“Mural,” the critically important painting in Jackson Pollock‘s development as a major American artist, has arrived in the conservation lab at the J. Paul Getty Museum. A visit Wednesday to see the monumental 1943 canvas, which is in the collection of the University of Iowa Museum of Art, shows why conservation work is imperative.
What the artist called “a stampede” of shapes, lines of force and rhythmic colors across the canvas had a profound effect on American art, sweeping away the nativist ethos of his mentor, Thomas Hart Benton.
But a pronounced sag can now be seen in the center of the painting at the top. Unframed, “Mural” is roughly 8 feet tall and 20 feet wide. The downward weight in the middle is pulling up the bottom edges of the canvas at the right and left. Rather than a wide rectangle, “Mural” is showing modest but clear signs of a broad, downward curve.
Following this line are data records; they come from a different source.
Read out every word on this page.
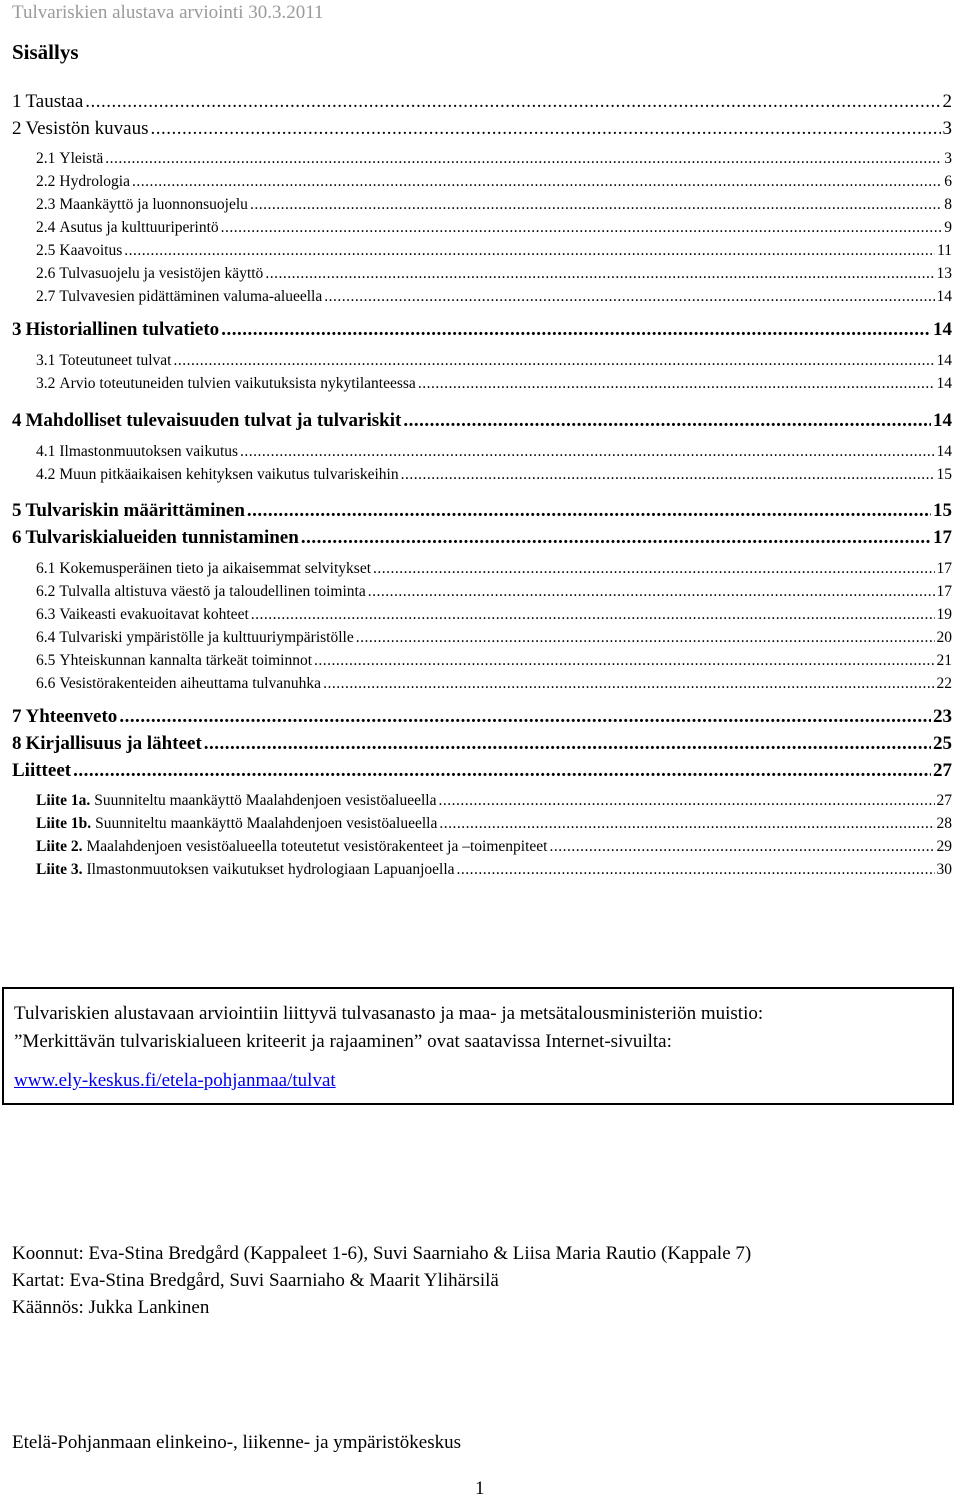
Tulvariskien alustava arviointi 30.3.2011
Sisällys
1 Taustaa .....	2
2 Vesistön kuvaus .....	3
2.1 Yleistä .....	3
2.2 Hydrologia .....	6
2.3 Maankäyttö ja luonnonsuojelu .....	8
2.4 Asutus ja kulttuuriperintö .....	9
2.5 Kaavoitus .....	11
2.6 Tulvasuojelu ja vesistöjen käyttö .....	13
2.7 Tulvavesien pidättäminen valuma-alueella .....	14
3 Historiallinen tulvatieto .....	14
3.1 Toteutuneet tulvat .....	14
3.2 Arvio toteutuneiden tulvien vaikutuksista nykytilanteessa .....	14
4 Mahdolliset tulevaisuuden tulvat ja tulvariskit .....	14
4.1 Ilmastonmuutoksen vaikutus .....	14
4.2 Muun pitkäaikaisen kehityksen vaikutus tulvariskeihin .....	15
5 Tulvariskin määrittäminen .....	15
6 Tulvariskialueiden tunnistaminen .....	17
6.1 Kokemusperäinen tieto ja aikaisemmat selvitykset .....	17
6.2 Tulvalla altistuva väestö ja taloudellinen toiminta .....	17
6.3 Vaikeasti evakuoitavat kohteet .....	19
6.4 Tulvariski ympäristölle ja kulttuuriympäristölle .....	20
6.5 Yhteiskunnan kannalta tärkeät toiminnot .....	21
6.6 Vesistörakenteiden aiheuttama tulvanuhka .....	22
7 Yhteenveto .....	23
8 Kirjallisuus ja lähteet .....	25
Liitteet .....	27
Liite 1a. Suunniteltu maankäyttö Maalahdenjoen vesistöalueella .....	27
Liite 1b. Suunniteltu maankäyttö Maalahdenjoen vesistöalueella .....	28
Liite 2. Maalahdenjoen vesistöalueella toteutetut vesistörakenteet ja –toimenpiteet .....	29
Liite 3. Ilmastonmuutoksen vaikutukset hydrologiaan Lapuanjoella .....	30
Tulvariskien alustavaan arviointiin liittyvä tulvasanasto ja maa- ja metsätalousministeriön muistio:
”Merkittävän tulvariskialueen kriteerit ja rajaaminen” ovat saatavissa Internet-sivuilta:
www.ely-keskus.fi/etela-pohjanmaa/tulvat
Koonnut: Eva-Stina Bredgård (Kappaleet 1-6), Suvi Saarniaho & Liisa Maria Rautio (Kappale 7)
Kartat: Eva-Stina Bredgård, Suvi Saarniaho & Maarit Ylihärsilä
Käännös: Jukka Lankinen
Etelä-Pohjanmaan elinkeino-, liikenne- ja ympäristökeskus
1
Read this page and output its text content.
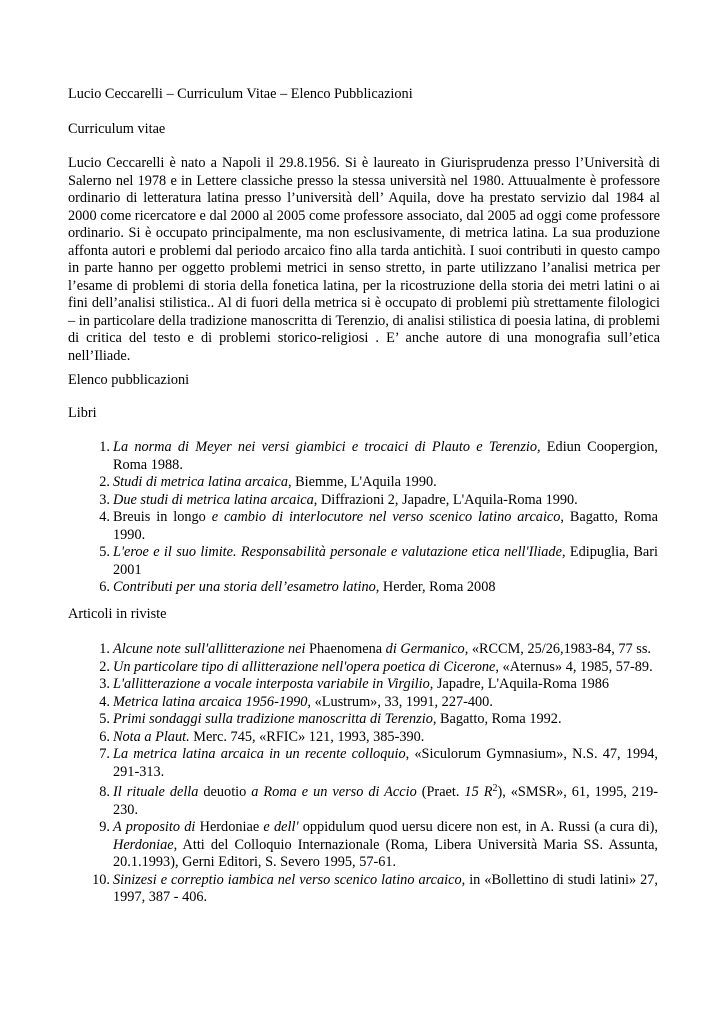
Lucio Ceccarelli – Curriculum Vitae – Elenco Pubblicazioni
Curriculum vitae
Lucio Ceccarelli è nato a Napoli il 29.8.1956. Si è laureato in Giurisprudenza presso l’Università di Salerno nel 1978 e in Lettere classiche presso la stessa università nel 1980. Attuualmente è professore ordinario di letteratura latina presso l’università dell’ Aquila, dove ha prestato servizio dal 1984 al 2000 come ricercatore e dal 2000 al 2005 come professore associato, dal 2005 ad oggi come professore ordinario. Si è occupato principalmente, ma non esclusivamente, di metrica latina. La sua produzione affonta autori e problemi dal periodo arcaico fino alla tarda antichità. I suoi contributi in questo campo in parte hanno per oggetto problemi metrici in senso stretto, in parte utilizzano l’analisi metrica per l’esame di problemi di storia della fonetica latina, per la ricostruzione della storia dei metri latini o ai fini dell’analisi stilistica.. Al di fuori della metrica si è occupato di problemi più strettamente filologici – in particolare della tradizione manoscritta di Terenzio, di analisi stilistica di poesia latina, di problemi di critica del testo e di problemi storico-religiosi . E’ anche autore di una monografia sull’etica nell’Iliade.
Elenco pubblicazioni
Libri
1. La norma di Meyer nei versi giambici e trocaici di Plauto e Terenzio, Ediun Coopergion, Roma 1988.
2. Studi di metrica latina arcaica, Biemme, L'Aquila 1990.
3. Due studi di metrica latina arcaica, Diffrazioni 2, Japadre, L'Aquila-Roma 1990.
4. Breuis in longo e cambio di interlocutore nel verso scenico latino arcaico, Bagatto, Roma 1990.
5. L'eroe e il suo limite. Responsabilità personale e valutazione etica nell'Iliade, Edipuglia, Bari 2001
6. Contributi per una storia dell’esametro latino, Herder, Roma 2008
Articoli in riviste
1. Alcune note sull'allitterazione nei Phaenomena di Germanico, «RCCM, 25/26,1983-84, 77 ss.
2. Un particolare tipo di allitterazione nell'opera poetica di Cicerone, «Aternus» 4, 1985, 57-89.
3. L'allitterazione a vocale interposta variabile in Virgilio, Japadre, L'Aquila-Roma 1986
4. Metrica latina arcaica 1956-1990, «Lustrum», 33, 1991, 227-400.
5. Primi sondaggi sulla tradizione manoscritta di Terenzio, Bagatto, Roma 1992.
6. Nota a Plaut. Merc. 745, «RFIC» 121, 1993, 385-390.
7. La metrica latina arcaica in un recente colloquio, «Siculorum Gymnasium», N.S. 47, 1994, 291-313.
8. Il rituale della deuotio a Roma e un verso di Accio (Praet. 15 $R^2$), «SMSR», 61, 1995, 219-230.
9. A proposito di Herdoniae e dell' oppidulum quod uersu dicere non est, in A. Russi (a cura di), Herdoniae, Atti del Colloquio Internazionale (Roma, Libera Università Maria SS. Assunta, 20.1.1993), Gerni Editori, S. Severo 1995, 57-61.
10. Sinizesi e correptio iambica nel verso scenico latino arcaico, in «Bollettino di studi latini» 27, 1997, 387 - 406.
What caused the sagging? At some point, a new lining on the back was added to reinforce the canvas. Re-lining, a common procedure, employed a wax adhesive. Given the picture’s size, considerable weight was added to the painting.
Museum conservators will work with scientists at the Getty Conservation Institute to determine how to rectify the problem. They also plan to remove a layer of varnish from the painting’s surface, apparently added in the 1970s, which creates a slight sheen.